Sex scandals are merely crumbs from the table of a lawsuit filed this week against Trinity Christian Center of Santa Ana, which includes allegations that founders Paul and Jan Crouch fetched a $50 million jet through a "sham loan to an alter ego corporation" and that a $100,000 motor home was purchased for Jan's pooches.
Joseph McVeigh filed the suit in Orange County Superior Court against the company (which does business as Trinity Broadcasting Network), International Christian Broadcasting and Davert & Loe, the Long Beach-based law firm named in a federal lawsuit filed by Crouch granddaugher Brittany Koper, who alleged that the attorneys, who perform legal work for Trinity, unlawfully distributed more than $50 million to the company's directors.
McVeigh, who is Koper's uncle by marriage, alleges that Trinity lawyers "falsely and maliciously" sued him over a loan from Trinity, in retaliating against Koper for blowing the whistle on the company's alleged financial misdeeds.
Koper is the former chief financial officer, director of finance, corporate treasurer and director of human resources for the company, who also accuses attorney David C. Loe of sexually assualting her on multiple occasions in front of witnesses, including grabbing her breasts during a business meeting to "see how they feel."
Koper claims she was fired for calling foul on the alleged illegal activity. McVeigh alleges that at one point, Paul Crouch informed Koper and her husband that Jan and son Matthew Crouch "want your heads", referring to the Biblical account of John the Baptist getting beheaded by King Herod after he rebuked the king for transgressions.

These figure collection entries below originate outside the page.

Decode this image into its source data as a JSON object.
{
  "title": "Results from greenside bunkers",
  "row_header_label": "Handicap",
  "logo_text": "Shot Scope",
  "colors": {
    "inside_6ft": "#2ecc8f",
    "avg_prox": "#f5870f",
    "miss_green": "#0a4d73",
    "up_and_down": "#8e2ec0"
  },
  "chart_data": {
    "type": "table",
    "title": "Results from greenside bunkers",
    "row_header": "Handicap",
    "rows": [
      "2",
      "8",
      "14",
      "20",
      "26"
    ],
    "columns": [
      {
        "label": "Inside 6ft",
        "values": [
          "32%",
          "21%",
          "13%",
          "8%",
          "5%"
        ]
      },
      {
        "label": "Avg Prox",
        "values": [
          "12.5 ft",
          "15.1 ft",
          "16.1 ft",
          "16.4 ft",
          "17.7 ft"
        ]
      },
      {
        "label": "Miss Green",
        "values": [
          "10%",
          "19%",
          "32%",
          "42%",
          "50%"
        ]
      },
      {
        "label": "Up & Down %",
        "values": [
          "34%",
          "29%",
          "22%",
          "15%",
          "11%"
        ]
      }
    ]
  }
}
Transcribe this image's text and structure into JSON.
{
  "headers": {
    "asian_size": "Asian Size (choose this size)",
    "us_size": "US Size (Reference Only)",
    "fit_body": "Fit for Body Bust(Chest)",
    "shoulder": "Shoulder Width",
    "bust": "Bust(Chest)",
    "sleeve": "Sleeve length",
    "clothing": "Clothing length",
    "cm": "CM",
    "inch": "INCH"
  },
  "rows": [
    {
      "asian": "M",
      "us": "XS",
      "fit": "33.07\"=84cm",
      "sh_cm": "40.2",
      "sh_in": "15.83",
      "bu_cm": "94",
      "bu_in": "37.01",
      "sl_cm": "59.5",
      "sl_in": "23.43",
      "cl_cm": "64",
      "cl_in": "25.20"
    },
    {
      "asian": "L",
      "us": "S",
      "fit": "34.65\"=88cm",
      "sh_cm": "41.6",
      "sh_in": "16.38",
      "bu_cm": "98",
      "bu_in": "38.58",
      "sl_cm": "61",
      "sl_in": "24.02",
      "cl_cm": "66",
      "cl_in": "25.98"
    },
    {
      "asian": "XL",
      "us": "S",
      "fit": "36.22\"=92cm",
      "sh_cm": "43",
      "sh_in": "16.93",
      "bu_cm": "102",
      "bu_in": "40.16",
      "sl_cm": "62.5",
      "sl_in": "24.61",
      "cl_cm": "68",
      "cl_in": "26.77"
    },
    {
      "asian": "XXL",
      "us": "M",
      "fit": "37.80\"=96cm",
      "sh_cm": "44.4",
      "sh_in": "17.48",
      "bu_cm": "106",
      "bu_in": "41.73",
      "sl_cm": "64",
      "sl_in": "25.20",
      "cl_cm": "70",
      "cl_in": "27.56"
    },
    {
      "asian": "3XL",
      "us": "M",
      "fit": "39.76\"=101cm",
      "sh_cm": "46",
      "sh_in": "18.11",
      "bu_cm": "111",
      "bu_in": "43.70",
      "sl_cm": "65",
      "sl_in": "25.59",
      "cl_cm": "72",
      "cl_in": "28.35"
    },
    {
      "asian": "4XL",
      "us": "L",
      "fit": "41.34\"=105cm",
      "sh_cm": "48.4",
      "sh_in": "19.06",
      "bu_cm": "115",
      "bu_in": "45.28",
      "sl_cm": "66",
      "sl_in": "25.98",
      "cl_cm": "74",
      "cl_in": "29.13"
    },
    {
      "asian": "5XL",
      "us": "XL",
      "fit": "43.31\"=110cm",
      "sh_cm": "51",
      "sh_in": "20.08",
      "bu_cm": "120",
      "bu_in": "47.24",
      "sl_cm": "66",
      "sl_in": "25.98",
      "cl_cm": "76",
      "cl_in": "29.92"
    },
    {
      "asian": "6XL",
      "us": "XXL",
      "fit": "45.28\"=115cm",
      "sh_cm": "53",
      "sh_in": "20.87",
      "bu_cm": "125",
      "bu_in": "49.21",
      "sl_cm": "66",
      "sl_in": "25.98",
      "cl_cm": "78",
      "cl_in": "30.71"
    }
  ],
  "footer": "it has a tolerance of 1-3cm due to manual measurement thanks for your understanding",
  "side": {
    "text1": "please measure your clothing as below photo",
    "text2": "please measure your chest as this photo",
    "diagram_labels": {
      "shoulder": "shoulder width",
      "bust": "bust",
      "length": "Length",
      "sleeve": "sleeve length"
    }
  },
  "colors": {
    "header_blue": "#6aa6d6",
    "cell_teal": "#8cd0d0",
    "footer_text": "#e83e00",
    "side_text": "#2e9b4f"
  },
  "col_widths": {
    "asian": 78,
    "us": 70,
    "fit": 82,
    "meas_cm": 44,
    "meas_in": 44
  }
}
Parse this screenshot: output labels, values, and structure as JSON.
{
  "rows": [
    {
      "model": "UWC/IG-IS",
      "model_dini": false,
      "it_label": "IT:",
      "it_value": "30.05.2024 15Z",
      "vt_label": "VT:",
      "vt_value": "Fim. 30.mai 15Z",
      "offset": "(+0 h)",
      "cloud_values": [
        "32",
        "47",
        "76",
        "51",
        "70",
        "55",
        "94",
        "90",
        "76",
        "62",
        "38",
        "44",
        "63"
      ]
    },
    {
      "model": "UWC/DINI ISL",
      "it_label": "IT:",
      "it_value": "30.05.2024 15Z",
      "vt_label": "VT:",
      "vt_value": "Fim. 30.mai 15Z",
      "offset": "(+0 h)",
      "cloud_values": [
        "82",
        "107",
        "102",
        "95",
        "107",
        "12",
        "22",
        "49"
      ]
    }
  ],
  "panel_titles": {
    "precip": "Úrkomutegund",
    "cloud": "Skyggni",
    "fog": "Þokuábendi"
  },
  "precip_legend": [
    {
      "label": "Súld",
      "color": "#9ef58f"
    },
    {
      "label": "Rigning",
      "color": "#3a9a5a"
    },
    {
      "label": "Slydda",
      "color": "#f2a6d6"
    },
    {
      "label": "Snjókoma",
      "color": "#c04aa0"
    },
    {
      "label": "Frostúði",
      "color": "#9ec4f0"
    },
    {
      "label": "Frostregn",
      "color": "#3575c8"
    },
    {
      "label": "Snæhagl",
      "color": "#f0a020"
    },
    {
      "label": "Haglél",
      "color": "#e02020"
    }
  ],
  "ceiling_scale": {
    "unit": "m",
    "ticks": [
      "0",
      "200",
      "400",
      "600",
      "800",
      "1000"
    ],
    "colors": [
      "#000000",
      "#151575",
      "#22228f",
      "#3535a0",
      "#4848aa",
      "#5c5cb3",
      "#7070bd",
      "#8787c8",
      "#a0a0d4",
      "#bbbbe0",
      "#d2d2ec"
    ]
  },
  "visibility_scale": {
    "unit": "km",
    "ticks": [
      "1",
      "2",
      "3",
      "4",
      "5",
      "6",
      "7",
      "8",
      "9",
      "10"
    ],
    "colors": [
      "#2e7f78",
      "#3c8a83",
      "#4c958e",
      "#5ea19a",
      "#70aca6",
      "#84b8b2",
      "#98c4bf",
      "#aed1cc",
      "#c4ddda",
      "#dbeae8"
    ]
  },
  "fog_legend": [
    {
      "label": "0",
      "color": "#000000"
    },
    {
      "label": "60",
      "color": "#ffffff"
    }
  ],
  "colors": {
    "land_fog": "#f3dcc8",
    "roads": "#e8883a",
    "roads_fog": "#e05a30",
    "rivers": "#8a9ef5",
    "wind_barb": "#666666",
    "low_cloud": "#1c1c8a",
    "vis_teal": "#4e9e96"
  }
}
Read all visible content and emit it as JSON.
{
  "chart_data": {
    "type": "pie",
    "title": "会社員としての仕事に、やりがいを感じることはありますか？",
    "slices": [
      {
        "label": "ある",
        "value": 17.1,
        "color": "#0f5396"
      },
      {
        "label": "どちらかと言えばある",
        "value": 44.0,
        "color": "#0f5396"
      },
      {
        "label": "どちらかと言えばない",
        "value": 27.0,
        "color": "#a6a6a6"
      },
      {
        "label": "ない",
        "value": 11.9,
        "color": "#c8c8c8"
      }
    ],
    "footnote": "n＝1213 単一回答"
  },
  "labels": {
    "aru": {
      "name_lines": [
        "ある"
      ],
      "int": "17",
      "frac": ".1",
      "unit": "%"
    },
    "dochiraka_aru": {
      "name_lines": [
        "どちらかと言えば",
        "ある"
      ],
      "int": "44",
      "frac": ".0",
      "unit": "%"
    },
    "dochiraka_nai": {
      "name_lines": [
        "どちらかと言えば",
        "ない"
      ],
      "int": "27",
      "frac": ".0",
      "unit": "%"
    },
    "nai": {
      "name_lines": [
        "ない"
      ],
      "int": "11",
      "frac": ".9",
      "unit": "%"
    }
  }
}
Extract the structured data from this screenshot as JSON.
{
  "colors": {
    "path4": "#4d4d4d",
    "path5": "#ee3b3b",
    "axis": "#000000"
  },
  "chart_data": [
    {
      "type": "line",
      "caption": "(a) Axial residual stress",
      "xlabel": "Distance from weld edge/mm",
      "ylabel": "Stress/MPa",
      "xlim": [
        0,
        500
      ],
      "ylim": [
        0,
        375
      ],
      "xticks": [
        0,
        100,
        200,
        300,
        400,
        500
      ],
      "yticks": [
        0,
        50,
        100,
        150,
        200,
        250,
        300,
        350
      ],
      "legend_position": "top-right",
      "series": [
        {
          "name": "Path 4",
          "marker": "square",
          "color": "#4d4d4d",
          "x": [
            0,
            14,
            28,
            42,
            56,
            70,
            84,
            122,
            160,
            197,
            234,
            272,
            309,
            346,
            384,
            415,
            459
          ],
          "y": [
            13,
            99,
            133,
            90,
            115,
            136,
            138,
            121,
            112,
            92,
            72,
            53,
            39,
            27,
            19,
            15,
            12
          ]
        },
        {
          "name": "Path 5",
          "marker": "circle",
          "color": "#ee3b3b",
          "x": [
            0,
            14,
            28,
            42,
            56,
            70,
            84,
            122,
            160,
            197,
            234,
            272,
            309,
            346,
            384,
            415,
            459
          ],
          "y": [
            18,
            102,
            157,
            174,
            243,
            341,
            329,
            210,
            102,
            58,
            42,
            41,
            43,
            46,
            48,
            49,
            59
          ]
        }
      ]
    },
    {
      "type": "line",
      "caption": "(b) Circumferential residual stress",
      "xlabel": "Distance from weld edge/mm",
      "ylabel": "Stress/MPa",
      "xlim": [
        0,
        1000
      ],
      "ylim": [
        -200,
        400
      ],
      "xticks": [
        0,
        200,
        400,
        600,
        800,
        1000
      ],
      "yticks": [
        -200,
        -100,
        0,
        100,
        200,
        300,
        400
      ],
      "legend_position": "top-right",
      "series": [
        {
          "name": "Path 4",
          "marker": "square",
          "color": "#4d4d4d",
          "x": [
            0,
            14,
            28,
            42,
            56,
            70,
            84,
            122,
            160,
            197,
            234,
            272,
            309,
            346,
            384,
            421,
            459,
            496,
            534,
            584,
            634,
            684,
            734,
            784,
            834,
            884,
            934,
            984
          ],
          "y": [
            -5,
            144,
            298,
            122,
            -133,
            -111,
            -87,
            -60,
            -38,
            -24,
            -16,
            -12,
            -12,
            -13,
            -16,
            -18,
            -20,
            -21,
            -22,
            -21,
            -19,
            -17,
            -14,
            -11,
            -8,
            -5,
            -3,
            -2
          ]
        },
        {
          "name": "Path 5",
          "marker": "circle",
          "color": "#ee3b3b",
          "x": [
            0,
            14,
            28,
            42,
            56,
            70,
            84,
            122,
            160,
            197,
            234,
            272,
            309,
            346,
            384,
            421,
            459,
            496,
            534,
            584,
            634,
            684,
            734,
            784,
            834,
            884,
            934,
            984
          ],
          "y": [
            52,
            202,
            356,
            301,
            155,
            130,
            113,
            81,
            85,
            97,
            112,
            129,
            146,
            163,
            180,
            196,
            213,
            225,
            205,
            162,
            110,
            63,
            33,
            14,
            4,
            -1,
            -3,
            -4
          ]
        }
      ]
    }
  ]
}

McVeigh, who says in the suit that he has never worked for Trinity or its affiliates, alleges that Koper was promoted to head of finance because Trinity wanted somebody "within the family" who would keep its financial "skeletons" safely in the "closet."
McVeigh's lawsuit, which was first reported by the Orange County Register, alleges "multiple cover-ups of sexual and criminal scandals" including: the destruction of evidence concerning a bloody sexual assault involving Trinity and its affiliated Holy Land Experience employees; the cover-up of Jan Crouch's affair with a staff member at the Holy Land Experience; the cover-up of director Paul Crouch's use of Trinity funds to pay for a legal settlement with Enoch Lonnie Ford, the the former Trinity employee who claims he had a homosexual affair with Paul Crouch; the cover-up following Matthew Crouch's [he's also a director] exposure of his genitals to cleaning staff on multiple occasions; under-the-table payments to avoid liability and punitive damages in the ongoing David Rhodes wrongful death suit, including payments funneled through All American TV, Inc., a nonprofit corporation controlled by Trinity lawyer John Casoria.
The suit alleges that Trinity has a gluttonous appetite for the things of this world, from multiple residential estates [including ones in Newport Beach and Miami] falsely reported as guest homes or church parsonages to "avoid income disclosures", to meal expenses up to $500,000 for each of the company's directors, as well as "multiple backchannel distributions, kickbacks, and related schemes, such as tens of millions of dollars distributed through a company owned by TBN director Matthew Crouch, called Gener8xionEntertainment..."
In addition to Fido's motor home, the suit alleges that Trinity directors unlawfully received and did not report multiple vehicles, including "the latest Bentley recently purchased by Trinity Broadcasting for director Paul Crouch, Sr.; the most recent Denali purchased by Trinity Broadcasting for director Janice Crouch; a new Suburban recently purchased by Trinity Broadcasting for director Matthew Crouch; and numerous other vehicles..."
McVeigh is seeking damages for financial loss, attorney's fees, loss of reputation and punitive damages.
Responding to a phone call to Davert & Loe's office, Colby May, an attorney for Trinity, said the lawsuit is an attempt to divert attention from the Kopers allegedly embezzling money from the company. He said their cohorts may include McVeigh.
"There is no merit to the suit," May said. "It is very contrived."
In October, Davert & Loe filed a lawsuit against Michael Koper, Brittany's husband, alleging that he forged documents to misappropriate roughly $400,000. The suit was filed on Oct. 18 by Redemption Strategies Inc. According to the secretary of state's office, Loe formed Redemption Strategies on Oct. 17.
The suit was dismissed in January.
May said McVeigh and the Kopers can "huff and puff" and bring as many "frivolous" lawsuits as they want, but they are "going to have their day of reckoning as it comes, and there is nothing they're going to do to prevent that."